Он сел, поставил первый нотный лист, откинул со лба волосы, сосредоточенно положил большой палец правой руки на нужную клавишу и растопырил пальцы.
— Опус номер двадцать пять, — объявил он с дурашливой серьезностью.
Он заиграл такты, которые Джеки задала ему выучить. Хотя она и просила его не смотреть на руки, Эрик никак не мог играть вслепую.
— Вам, наверное, такая игра режет ухо, — сказал он. — В смысле, вы ведь привыкли к хорошей музыке.
— Сдается мне, у вас есть способности, — заметила Джеки.
— А бывают ноты шрифтом Брайля?
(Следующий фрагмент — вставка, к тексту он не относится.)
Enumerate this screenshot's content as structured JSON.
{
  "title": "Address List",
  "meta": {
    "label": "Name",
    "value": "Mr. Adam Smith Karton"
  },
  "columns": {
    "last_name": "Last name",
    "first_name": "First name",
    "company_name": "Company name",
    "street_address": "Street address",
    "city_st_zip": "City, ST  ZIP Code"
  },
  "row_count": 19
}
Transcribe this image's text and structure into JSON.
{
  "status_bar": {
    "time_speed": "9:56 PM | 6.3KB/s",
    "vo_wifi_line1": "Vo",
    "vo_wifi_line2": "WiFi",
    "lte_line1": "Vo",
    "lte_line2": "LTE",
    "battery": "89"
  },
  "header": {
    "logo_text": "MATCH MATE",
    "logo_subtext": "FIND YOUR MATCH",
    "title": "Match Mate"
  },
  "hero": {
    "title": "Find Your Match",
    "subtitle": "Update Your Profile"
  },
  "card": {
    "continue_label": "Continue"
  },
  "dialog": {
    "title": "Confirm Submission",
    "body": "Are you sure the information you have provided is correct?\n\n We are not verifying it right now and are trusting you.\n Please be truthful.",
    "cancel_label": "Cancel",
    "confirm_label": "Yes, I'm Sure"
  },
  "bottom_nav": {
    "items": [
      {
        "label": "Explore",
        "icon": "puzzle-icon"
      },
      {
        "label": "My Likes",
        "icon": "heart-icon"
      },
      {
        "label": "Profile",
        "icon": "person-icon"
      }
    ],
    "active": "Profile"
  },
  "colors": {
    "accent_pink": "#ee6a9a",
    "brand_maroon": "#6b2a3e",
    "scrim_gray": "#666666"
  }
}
Наверняка ведь есть? — спросил Эрик.
— Луи Брайль был музыкантом, так что, естественно, есть… но, в конце концов, надо, конечно, учить пьесы наизусть — ведь играть нужно обеими руками, — пояснила она.
Эрик положил пальцы на клавиши, глубоко вдохнул — и тут в дверь позвонили.
— Прошу прощения, я должна открыть. — Джеки встала.
Эрик увидел, как она открывает дверь квартиры. За дверью стояла Мадлен с какой-то высокой женщиной в спортивном костюме.
— Как прошел матч? — спросила Джеки.
— Один-один, — ответила девочка. — Это Анна забила наш гол.
— Пас был твой, — любезно сказала женщина.
— Спасибо, что проводили Мадде домой, — сказала Джеки.
— Мне это только в радость… По дороге мы говорили, что ей не обязательно быть самой правильной в мире, что ей, пожалуй, и подурачиться иногда не помешает.
Эрик не слышал ответа Джеки. Он увидел, как дверь закрылась и Джеки опустилась на колени перед девочкой, плавно водя руками по ее волосам и лицу.
— Теперь можешь дурачиться, — мягко сказала она.